The couple started exploring land access options while still in Montana. They looked at farms in Wisconsin and considered Pete’s family land in Illinois. Ultimately, the opportunity to rent land from the Communia Corporation led them to choose Iowa. “We did not do a thorough investigation of the market for vegetables and pork in Clayton County before we moved here,” Natasha explains. …
For Natasha, seeing the unexpected role farmers markets would play in their fledgling CSA underscored a key lesson: establishing trust takes time. Being mindful of this is valuable for any relationship in life, Natasha says, but she notes it’s especially important for beginning farmers to bear in mind.
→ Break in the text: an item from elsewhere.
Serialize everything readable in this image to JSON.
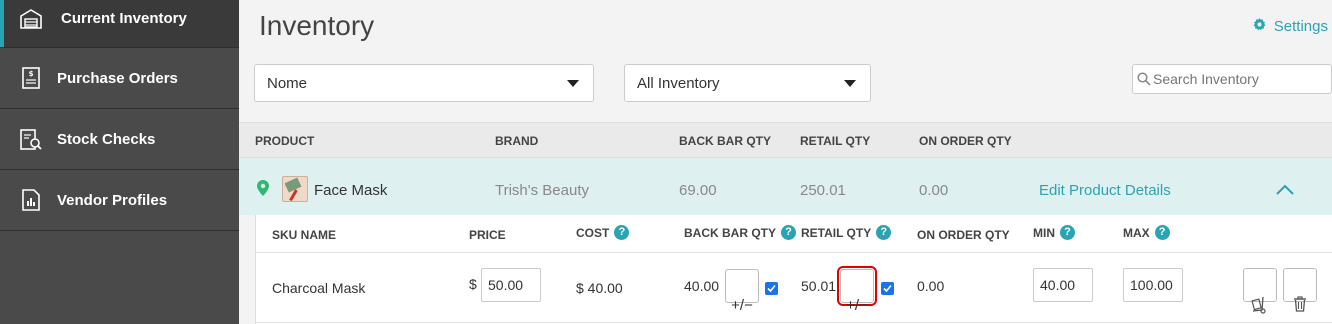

“It’s really important to have patience with relationships, if direct-marketing is what you’re trying to do,” Natasha says. “It takes people time to become comfortable with new people, ideas and products – and it takes multiple exposures. That’s one thing I learned in FoodCorps about kids. They need to see a new food or vegetable several times before they become comfortable with it.
“With vegetables and a CSA, you’re asking a customer to put a lot of trust in you – and money in your operation. You’re asking them to make a commitment, and also deal with weird vegetables sometimes. That’s kind of a big ask, and we really had to establish trust with customers that we knew what we were doing and could bring a consistent supply of beautiful, fresh vegetables to market every week.”